At around the age of seventeen or eighteen – Sharp went with his father to Switzerland, and greatly enjoyed the trip. In later life he went to stay with Oberthur in France. The loss of his friend G.R. Crotch, Librarian to the University of Cambridge, was a great blow to him. They had been closely associated in entomological work, and had made several excursions together – to the New Forest, to Rannoch, and to Spain. Sharp often spoke of the primitive conditions in years gone by to be found in the New Forest and in Scotland, and told amusing stories of their difficulties in the way of procuring food and lodgings. With another friend, Bishop, he visited Sherwood Forest, and the last letter he wrote during his illness was to this friend.
In Brockenhurst Sharp, worked assiduously with one of his daughters (who later married Frederick Arthur Godfrey Muir) in his entomological laboratory, elucidating the life-story or the anatomy of numerous insects, chiefly Coleoptera. His beetle collection went to his daughter (Mrs Muir).
Sharp's extensive collection, including several thousand type specimens, is housed at the Natural History Museum, London.
Principal publications
- 1869 A revision of the British species of Homalota. Transactions of the Entomological Society of London, 1869(2–3), 91–272.
- 1874 The Staphylinidae of Japan. Transactions of the Entomological Society of London 1874: 1–103. See also 1888
- 1876 Contributions to an insect fauna of the Amazon Valley. Transactions of the Entomological Society of London 1876: 27–424.
- 1880–1882 Monograph on Aquatic Carnivorous Coleoptera or Dytiscidae Scientific Transactions of the Royal Dublin Society 2: 1–800.
- 1888 The Staphylinidae of Japan. The Annals and Magazine of Natural History, (6)2,. 277–477. 1876
- 1882– 1886 (1882–1886) Staphylinidae. pp. 145–824. In: 1882–1887. Biologia Centrali-Americana. Insecta. Coleoptera. 1(2). London: Taylor & Francis, xvi+824 pp., 19 plates.
- 1887 Pselaphidae. pp. 1–46. In: 1887–1905. Biologia Centrali-Americana. Insecta. Coleoptera. 2(1).

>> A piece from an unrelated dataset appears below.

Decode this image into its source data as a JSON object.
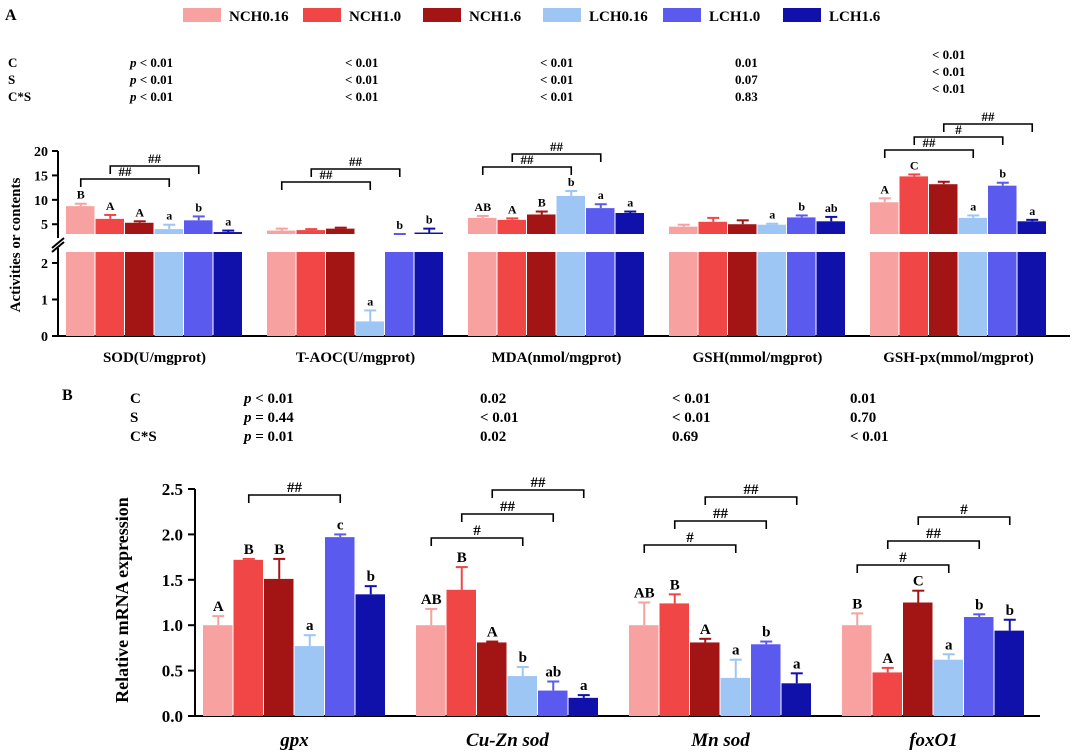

London: Taylor & Francis, xii+717 pp., 19 plates.
- 1891 Synteliidae. In: Biologia Centrali-Americana. Coleoptera, Insecta. Coleoptera. 2(1). London: Taylor & Francis. 438–440.
- 1896 – 1913 With Robert Cyril Layton Perkins and Alfred Newton Fauna Hawaiiensis.
- 1899 Some points in the classification of the Insecta Hexapoda, Proc. 4th Int. Congr. Zool., pp. 246–249
- 1912 with Frederick Arthur Godfrey Muir. The comparative anatomy of the male genital tube in Coleoptera. Transactions of the Entomological Society of London. III: 477-462, 36pls. p. 523, pl. 60, figs. 107–109.
Sharp also contributed to two catalogues of British Coleoptera (with Oliver Erichson Janson, in 1871, and with William Weekes Fowler, in 1893).